Mein Vater ist plötzlich krank geworden, und in dem Alter …»
    «Oh, das tut mir Leid. Wie geht’s ihm?»
    «So einigermaßen. Aber es war ziemlich kritisch.»
    «Freut mich, dass es wieder aufwärts geht. Grüßen Sie ihn bitte.
Und gute Besserung.»
    «Danke; werd ich gern ausrichten.»
    Die Stimme am anderen Ende der Leitung änderte plötzlich
den Tonfall. «Hören Sie, Goralsky – die Börsenentwicklung Ihrer Aktien im Lauf
der letzten Wochen hat uns etwas … eh, beunruhigt.»
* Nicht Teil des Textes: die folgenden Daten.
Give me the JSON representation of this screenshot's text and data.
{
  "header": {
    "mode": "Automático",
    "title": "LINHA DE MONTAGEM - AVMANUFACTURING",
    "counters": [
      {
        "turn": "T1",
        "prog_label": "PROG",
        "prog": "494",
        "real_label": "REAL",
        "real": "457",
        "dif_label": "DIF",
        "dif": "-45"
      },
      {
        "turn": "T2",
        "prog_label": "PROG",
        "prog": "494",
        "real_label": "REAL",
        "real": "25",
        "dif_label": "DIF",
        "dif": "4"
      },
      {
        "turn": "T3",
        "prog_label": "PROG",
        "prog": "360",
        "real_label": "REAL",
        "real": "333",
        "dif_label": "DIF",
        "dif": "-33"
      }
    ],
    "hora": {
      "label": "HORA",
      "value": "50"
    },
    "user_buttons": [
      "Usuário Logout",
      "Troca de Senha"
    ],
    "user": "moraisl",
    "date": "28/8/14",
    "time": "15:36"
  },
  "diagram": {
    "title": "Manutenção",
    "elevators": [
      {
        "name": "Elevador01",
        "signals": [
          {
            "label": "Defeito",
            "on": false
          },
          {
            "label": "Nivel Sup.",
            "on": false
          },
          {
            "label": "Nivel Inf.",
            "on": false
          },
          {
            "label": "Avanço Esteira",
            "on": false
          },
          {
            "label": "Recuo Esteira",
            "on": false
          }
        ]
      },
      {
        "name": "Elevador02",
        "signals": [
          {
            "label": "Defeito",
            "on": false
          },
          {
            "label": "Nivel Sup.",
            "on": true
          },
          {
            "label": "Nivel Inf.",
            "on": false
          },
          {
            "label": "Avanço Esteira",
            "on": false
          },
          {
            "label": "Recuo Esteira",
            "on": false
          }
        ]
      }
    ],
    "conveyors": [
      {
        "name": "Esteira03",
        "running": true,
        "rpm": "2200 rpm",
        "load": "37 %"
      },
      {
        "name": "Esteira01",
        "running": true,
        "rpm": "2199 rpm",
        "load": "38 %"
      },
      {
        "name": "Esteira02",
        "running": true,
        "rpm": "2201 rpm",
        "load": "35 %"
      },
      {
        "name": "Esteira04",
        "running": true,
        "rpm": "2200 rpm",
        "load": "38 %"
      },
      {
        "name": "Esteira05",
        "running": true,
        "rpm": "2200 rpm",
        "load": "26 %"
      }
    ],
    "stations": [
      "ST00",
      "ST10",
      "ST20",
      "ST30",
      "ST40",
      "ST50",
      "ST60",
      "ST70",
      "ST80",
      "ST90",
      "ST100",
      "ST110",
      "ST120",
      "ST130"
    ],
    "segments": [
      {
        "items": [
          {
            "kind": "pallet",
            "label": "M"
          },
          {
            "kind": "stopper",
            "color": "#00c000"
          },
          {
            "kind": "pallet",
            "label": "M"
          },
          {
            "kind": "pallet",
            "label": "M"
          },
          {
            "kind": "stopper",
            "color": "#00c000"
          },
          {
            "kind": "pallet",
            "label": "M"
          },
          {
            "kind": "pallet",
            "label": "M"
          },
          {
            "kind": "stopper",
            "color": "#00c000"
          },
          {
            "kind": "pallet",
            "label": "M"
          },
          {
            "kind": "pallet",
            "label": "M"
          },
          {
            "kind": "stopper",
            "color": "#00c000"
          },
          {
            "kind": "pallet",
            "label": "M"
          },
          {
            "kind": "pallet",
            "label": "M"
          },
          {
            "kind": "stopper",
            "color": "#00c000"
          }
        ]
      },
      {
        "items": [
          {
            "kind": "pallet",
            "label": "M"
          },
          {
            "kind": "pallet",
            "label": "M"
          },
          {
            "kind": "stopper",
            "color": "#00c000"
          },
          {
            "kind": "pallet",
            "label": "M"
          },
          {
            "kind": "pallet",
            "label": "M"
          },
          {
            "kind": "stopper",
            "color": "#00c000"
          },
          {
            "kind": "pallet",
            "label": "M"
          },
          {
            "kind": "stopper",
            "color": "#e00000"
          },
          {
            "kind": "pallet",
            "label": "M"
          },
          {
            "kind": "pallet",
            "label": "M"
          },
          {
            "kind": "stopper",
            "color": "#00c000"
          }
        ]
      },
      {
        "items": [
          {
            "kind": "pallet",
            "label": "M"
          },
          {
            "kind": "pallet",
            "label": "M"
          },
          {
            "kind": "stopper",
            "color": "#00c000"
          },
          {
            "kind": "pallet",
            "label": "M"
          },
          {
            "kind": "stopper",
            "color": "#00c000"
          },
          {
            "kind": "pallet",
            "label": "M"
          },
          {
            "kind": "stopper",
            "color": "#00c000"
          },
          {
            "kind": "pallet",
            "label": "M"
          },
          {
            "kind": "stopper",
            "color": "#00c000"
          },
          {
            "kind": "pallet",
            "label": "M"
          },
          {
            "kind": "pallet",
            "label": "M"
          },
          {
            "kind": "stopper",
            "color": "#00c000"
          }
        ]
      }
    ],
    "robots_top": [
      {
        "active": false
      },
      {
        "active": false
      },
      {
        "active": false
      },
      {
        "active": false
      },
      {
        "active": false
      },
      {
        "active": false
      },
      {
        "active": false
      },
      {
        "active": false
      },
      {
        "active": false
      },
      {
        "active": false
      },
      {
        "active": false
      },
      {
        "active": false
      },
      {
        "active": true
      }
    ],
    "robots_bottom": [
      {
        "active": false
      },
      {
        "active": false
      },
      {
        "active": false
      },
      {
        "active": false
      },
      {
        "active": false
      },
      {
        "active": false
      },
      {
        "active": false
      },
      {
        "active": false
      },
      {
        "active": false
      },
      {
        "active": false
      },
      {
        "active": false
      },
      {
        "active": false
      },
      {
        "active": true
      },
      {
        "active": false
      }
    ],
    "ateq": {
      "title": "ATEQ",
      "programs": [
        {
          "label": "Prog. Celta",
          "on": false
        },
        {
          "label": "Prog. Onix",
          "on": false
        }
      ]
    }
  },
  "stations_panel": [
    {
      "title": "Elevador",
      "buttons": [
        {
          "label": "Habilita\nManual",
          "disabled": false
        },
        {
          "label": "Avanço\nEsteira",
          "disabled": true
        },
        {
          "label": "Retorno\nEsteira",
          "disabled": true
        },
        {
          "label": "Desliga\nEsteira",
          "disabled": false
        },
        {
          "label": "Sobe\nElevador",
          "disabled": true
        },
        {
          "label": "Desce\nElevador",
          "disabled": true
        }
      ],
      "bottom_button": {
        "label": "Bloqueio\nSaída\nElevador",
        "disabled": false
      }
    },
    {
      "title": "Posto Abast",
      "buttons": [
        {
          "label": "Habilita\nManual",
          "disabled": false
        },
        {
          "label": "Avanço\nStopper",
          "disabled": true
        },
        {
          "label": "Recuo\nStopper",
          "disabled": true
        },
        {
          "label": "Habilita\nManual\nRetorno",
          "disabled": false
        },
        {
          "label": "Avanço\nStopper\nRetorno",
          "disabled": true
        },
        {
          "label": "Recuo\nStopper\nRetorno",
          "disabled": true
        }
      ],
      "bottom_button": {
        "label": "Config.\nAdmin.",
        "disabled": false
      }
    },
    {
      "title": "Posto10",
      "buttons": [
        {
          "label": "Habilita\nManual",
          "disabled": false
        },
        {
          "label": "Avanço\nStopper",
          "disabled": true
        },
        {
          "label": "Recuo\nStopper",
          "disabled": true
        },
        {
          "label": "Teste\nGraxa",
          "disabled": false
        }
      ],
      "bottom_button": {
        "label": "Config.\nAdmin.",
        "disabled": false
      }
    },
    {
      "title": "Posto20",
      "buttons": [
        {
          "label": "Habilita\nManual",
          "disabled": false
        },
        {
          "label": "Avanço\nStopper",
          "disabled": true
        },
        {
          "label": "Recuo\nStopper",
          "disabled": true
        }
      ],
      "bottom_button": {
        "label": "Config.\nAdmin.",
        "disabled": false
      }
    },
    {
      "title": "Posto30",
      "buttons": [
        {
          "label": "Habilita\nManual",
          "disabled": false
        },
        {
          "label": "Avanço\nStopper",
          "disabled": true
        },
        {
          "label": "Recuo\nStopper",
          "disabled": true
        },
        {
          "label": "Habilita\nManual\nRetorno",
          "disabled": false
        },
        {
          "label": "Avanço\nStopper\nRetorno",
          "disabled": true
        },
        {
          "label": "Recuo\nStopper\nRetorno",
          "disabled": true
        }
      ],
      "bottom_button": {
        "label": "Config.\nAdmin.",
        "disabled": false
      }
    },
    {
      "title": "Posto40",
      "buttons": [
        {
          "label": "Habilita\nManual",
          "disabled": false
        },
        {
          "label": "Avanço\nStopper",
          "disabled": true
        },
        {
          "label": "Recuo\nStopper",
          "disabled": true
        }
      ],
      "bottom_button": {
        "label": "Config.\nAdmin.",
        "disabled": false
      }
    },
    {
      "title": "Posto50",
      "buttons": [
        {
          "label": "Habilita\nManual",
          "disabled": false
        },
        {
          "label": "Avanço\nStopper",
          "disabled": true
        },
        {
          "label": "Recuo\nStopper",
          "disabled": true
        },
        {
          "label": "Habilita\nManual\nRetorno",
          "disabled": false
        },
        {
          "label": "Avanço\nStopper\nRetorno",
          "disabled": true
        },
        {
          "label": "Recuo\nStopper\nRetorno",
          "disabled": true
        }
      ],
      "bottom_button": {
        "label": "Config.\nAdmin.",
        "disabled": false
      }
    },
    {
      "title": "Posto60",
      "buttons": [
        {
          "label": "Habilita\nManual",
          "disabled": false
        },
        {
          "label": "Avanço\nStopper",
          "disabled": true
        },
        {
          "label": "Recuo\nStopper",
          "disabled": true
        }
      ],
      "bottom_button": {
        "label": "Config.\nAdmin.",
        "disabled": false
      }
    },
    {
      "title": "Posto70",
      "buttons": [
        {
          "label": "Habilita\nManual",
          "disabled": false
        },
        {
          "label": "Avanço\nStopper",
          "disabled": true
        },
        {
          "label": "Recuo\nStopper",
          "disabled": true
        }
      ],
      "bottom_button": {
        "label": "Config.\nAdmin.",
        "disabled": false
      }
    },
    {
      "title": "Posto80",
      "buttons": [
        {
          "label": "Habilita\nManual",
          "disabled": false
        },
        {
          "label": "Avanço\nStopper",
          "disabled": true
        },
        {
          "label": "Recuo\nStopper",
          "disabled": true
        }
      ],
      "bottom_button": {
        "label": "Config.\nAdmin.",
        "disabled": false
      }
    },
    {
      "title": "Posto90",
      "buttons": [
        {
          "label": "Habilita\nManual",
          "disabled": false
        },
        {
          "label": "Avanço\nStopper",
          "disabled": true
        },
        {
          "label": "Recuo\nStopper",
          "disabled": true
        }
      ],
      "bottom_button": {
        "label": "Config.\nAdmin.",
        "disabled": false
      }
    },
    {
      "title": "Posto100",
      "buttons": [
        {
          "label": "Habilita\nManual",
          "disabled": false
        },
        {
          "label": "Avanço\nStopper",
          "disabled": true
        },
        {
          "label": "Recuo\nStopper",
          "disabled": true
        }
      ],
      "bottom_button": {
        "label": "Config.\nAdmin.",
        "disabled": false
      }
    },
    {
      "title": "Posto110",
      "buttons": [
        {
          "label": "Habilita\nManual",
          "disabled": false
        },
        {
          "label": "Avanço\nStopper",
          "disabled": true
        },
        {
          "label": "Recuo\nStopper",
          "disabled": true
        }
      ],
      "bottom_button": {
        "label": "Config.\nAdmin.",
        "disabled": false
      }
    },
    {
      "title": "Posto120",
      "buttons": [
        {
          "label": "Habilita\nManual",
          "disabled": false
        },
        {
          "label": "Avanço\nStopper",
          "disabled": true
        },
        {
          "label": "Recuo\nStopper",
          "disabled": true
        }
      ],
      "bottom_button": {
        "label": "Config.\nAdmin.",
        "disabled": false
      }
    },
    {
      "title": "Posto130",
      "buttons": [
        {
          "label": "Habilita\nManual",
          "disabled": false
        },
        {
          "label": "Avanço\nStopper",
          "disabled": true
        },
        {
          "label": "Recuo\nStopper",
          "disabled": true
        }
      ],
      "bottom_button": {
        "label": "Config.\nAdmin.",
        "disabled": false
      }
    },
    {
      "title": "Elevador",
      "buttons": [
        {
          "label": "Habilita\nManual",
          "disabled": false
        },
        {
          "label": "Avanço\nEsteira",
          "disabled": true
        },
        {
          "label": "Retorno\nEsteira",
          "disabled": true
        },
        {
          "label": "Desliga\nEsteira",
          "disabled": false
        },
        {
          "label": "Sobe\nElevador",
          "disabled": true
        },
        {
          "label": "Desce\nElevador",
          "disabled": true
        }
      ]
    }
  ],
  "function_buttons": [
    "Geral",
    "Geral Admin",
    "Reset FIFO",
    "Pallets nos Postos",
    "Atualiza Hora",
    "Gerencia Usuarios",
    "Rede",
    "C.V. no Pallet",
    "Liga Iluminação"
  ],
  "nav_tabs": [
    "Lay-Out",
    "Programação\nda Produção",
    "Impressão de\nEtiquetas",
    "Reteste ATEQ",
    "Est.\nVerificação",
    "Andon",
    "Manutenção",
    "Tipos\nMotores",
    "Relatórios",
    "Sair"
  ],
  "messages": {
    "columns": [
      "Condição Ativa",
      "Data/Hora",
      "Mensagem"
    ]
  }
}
    «Na ja – mein Gott, Ted – Sie wissen doch, wie das ist …
Gerüchte über eine Fusion sickern immer durch. Wir haben hier unser Möglichstes
getan, und soviel ich weiß, haben alle dichtgehalten. Es muss Sie jemand
erkannt haben, als Sie mit Ihren Herren bei uns waren, oder … Irgend so was in
der Preislage. Als ich dann merkte, was los ist – ich dachte, mich trifft der
Schlag. All das ist wohl bei solchen Dingen nicht zu ver…»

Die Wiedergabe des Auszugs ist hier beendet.